Principal Component Analysis (PCA) is a widely used statistical technique for the dimensionality reduction and data analysis. This study explores the application of PCA on distinct datasets: a random Gaussian distribution, iris dataset and the diabetes datasets. By using PCA, a new set of variables known as principal components is derived from the original dataset, capturing maximum variance in the data. The analysis reveals the dominance of certain principal components in capturing data variability and explores the challenges of effectively separating target columns using the extracted components.
To run the code, you need to have the following dependencies installed:
- Python 3.x
- NumPy
- Pandas
- Matplotlib
- Scikit-learn
The random Gaussian distribution is generated using the random function in NumPy library, the iris dataset is collected from the scikit-learn library. It contains the 4 attributes and 150 instances with the target column containing the information of the three different flowers setosa, versicolor and virginica.
The diabetes dataset is collected from the Kaggle. The dataset contains the 768 instances and 8 attributes with a target class denoting the patient has diabetes or not. The original source for the diabetes dataset is The National Institute of Diabetes and Kidney Diseases. These instances were chosen from a bigger database under a number of restrictions. Particularly, all patients at this facility are Pima Indian women who are at least 21 years old.
The variance explained by each principal component of the random Gaussian distribution dataset are 99.10% and 0.90%. The first principal component captures the majority of the data variability whereas the second principal component captures the negligible amount of the information.
The variance explained by each principal component of the iris dataset are 92.4619%, 5.3066%, 1.7103% and 0.5212%. The first principal component captures the majority of the data variability whereas the decreasing order of principal component captures the minority amount of the information. The last principal component contains the negligible amount of information.
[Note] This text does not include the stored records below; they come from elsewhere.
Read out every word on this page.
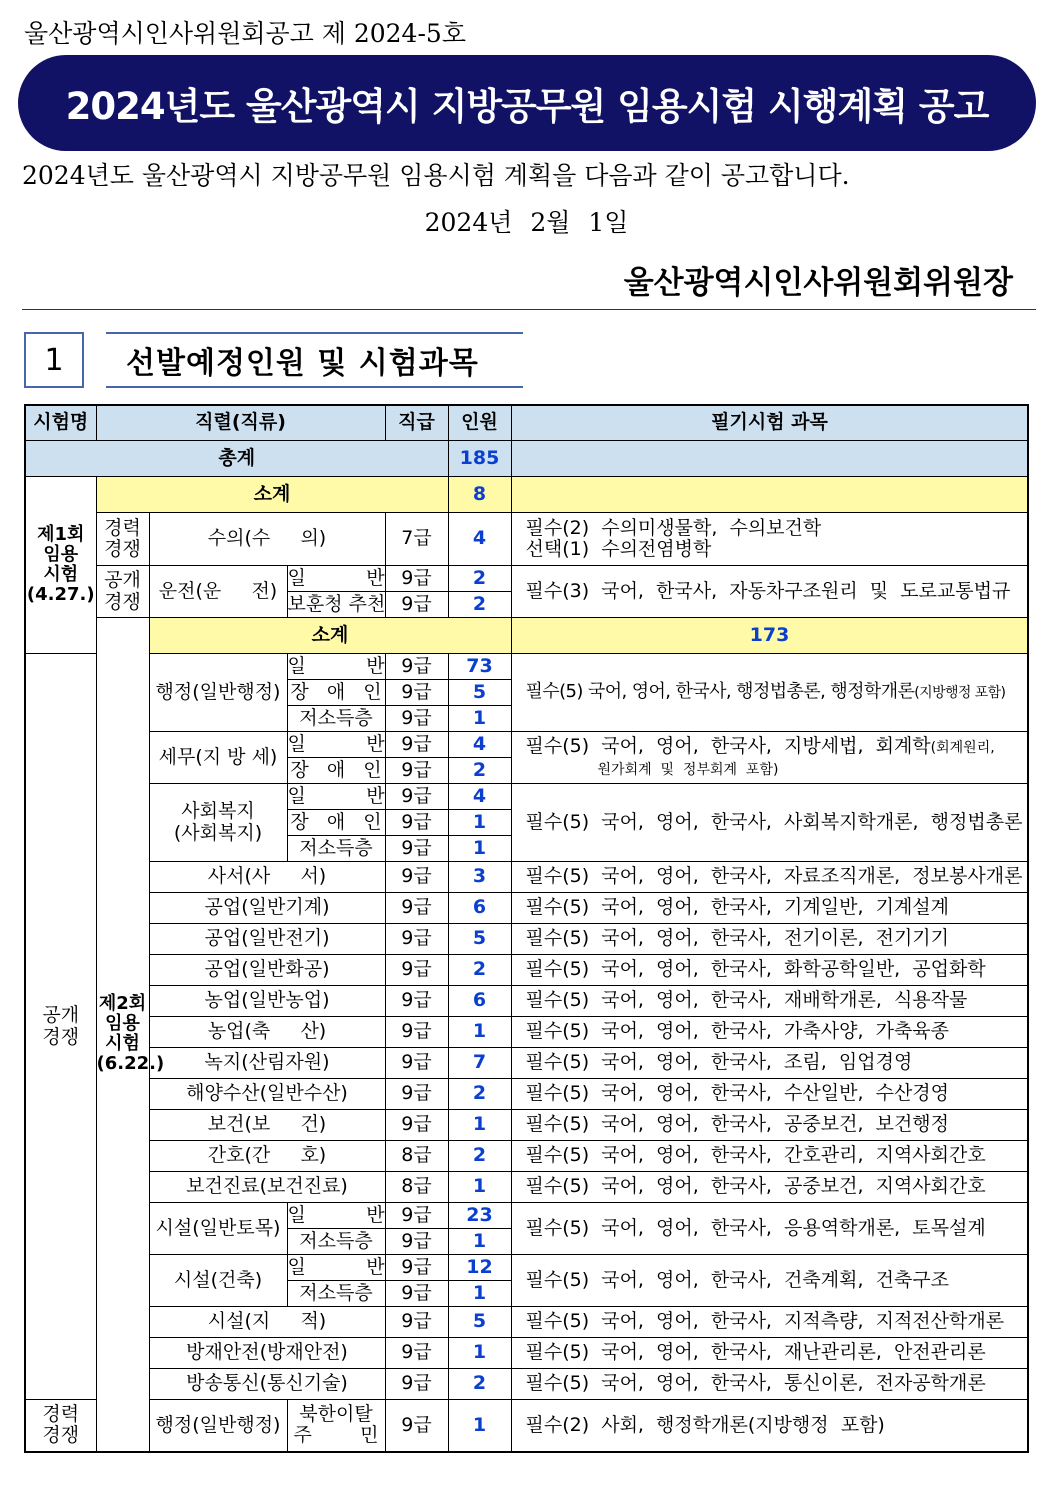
울산광역시인사위원회공고 제 2024-5호
2024년도 울산광역시 지방공무원 임용시험 시행계획 공고
2024년도 울산광역시 지방공무원 임용시험 계획을 다음과 같이 공고합니다.
2024년 2월 1일
울산광역시인사위원회위원장
1	선발예정인원 및 시험과목
시험명	직렬(직류)			직급	인원	필기시험 과목	
총계					185		
제1회
임용
시험
(4.27.)	소계				8		
	경력
경쟁	수의(수     의)		7급	4	필수(2)  수의미생물학,  수의보건학
선택(1)  수의전염병학	
	공개
경쟁	운전(운     전)	일          반	9급	2	필수(3)  국어,  한국사,  자동차구조원리  및  도로교통법규	
			보훈청 추천	9급	2		
	제2회
임용
시험
(6.22.)	소계				173	
공개
경쟁		행정(일반행정)	일          반	9급	73	필수(5) 국어, 영어, 한국사, 행정법총론, 행정학개론(지방행정 포함)	
			장   애   인	9급	5		
			저소득층	9급	1		
		세무(지 방 세)	일          반	9급	4	필수(5)  국어,  영어,  한국사,  지방세법,  회계학(회계원리,
원가회계  및  정부회계  포함)	
			장   애   인	9급	2		
		사회복지
(사회복지)	일          반	9급	4	필수(5)  국어,  영어,  한국사,  사회복지학개론,  행정법총론	
			장   애   인	9급	1		
			저소득층	9급	1		
		사서(사     서)		9급	3	필수(5)  국어,  영어,  한국사,  자료조직개론,  정보봉사개론	
		공업(일반기계)		9급	6	필수(5)  국어,  영어,  한국사,  기계일반,  기계설계	
		공업(일반전기)		9급	5	필수(5)  국어,  영어,  한국사,  전기이론,  전기기기	
		공업(일반화공)		9급	2	필수(5)  국어,  영어,  한국사,  화학공학일반,  공업화학	
		농업(일반농업)		9급	6	필수(5)  국어,  영어,  한국사,  재배학개론,  식용작물	
		농업(축     산)		9급	1	필수(5)  국어,  영어,  한국사,  가축사양,  가축육종	
		녹지(산림자원)		9급	7	필수(5)  국어,  영어,  한국사,  조림,  임업경영	
		해양수산(일반수산)		9급	2	필수(5)  국어,  영어,  한국사,  수산일반,  수산경영	
		보건(보     건)		9급	1	필수(5)  국어,  영어,  한국사,  공중보건,  보건행정	
		간호(간     호)		8급	2	필수(5)  국어,  영어,  한국사,  간호관리,  지역사회간호	
		보건진료(보건진료)		8급	1	필수(5)  국어,  영어,  한국사,  공중보건,  지역사회간호	
		시설(일반토목)	일          반	9급	23	필수(5)  국어,  영어,  한국사,  응용역학개론,  토목설계	
			저소득층	9급	1		
		시설(건축)	일          반	9급	12	필수(5)  국어,  영어,  한국사,  건축계획,  건축구조	
			저소득층	9급	1		
		시설(지     적)		9급	5	필수(5)  국어,  영어,  한국사,  지적측량,  지적전산학개론	
		방재안전(방재안전)		9급	1	필수(5)  국어,  영어,  한국사,  재난관리론,  안전관리론	
		방송통신(통신기술)		9급	2	필수(5)  국어,  영어,  한국사,  통신이론,  전자공학개론	
경력
경쟁		행정(일반행정)	북한이탈
주        민	9급	1	필수(2)  사회,  행정학개론(지방행정  포함)	
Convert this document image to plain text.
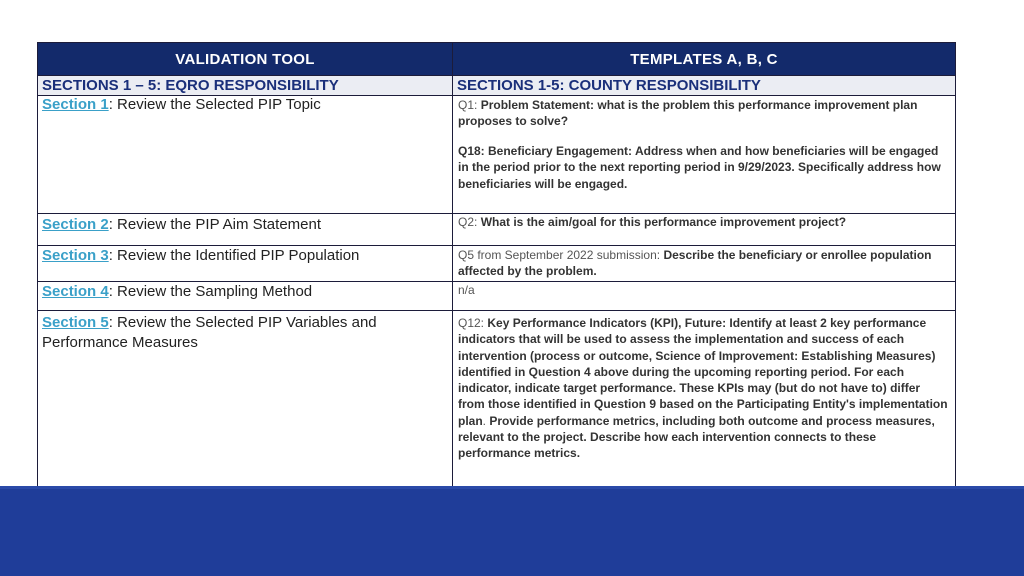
VALIDATION TOOL	TEMPLATES A, B, C
SECTIONS 1 – 5: EQRO RESPONSIBILITY	SECTIONS 1-5: COUNTY RESPONSIBILITY
Section 1: Review the Selected PIP Topic
Section 2: Review the PIP Aim Statement
Section 3: Review the Identified PIP Population
Section 4: Review the Sampling Method
Section 5: Review the Selected PIP Variables and Performance Measures
Q1: Problem Statement: what is the problem this performance improvement plan proposes to solve?
Q18: Beneficiary Engagement: Address when and how beneficiaries will be engaged in the period prior to the next reporting period in 9/29/2023. Specifically address how beneficiaries will be engaged.
Q2: What is the aim/goal for this performance improvement project?
Q5 from September 2022 submission: Describe the beneficiary or enrollee population affected by the problem.
n/a
Q12: Key Performance Indicators (KPI), Future: Identify at least 2 key performance indicators that will be used to assess the implementation and success of each intervention (process or outcome, Science of Improvement: Establishing Measures) identified in Question 4 above during the upcoming reporting period. For each indicator, indicate target performance. These KPIs may (but do not have to) differ from those identified in Question 9 based on the Participating Entity's implementation plan. Provide performance metrics, including both outcome and process measures, relevant to the project. Describe how each intervention connects to these performance metrics.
The variance explained by each principal component of the Diabetes dataset are 88.8547%, 6.1591%, 2.579%, 1.3086%, 0.7441%, 0.3026%, 0.0512% and 0.0007%.
The results showed that PCA efficiently preserve both datasets variability and decreased their dimensionality while keeping valuable information. The synthetic Gaussian dataset and the actual iris, diabetes dataset, however, differed, demonstrating the impact of dataset properties on the outcomes. The PCA reduce the dimensionality while preserving the information of the data. It doesn’t change the data but it only changes the basis of the data.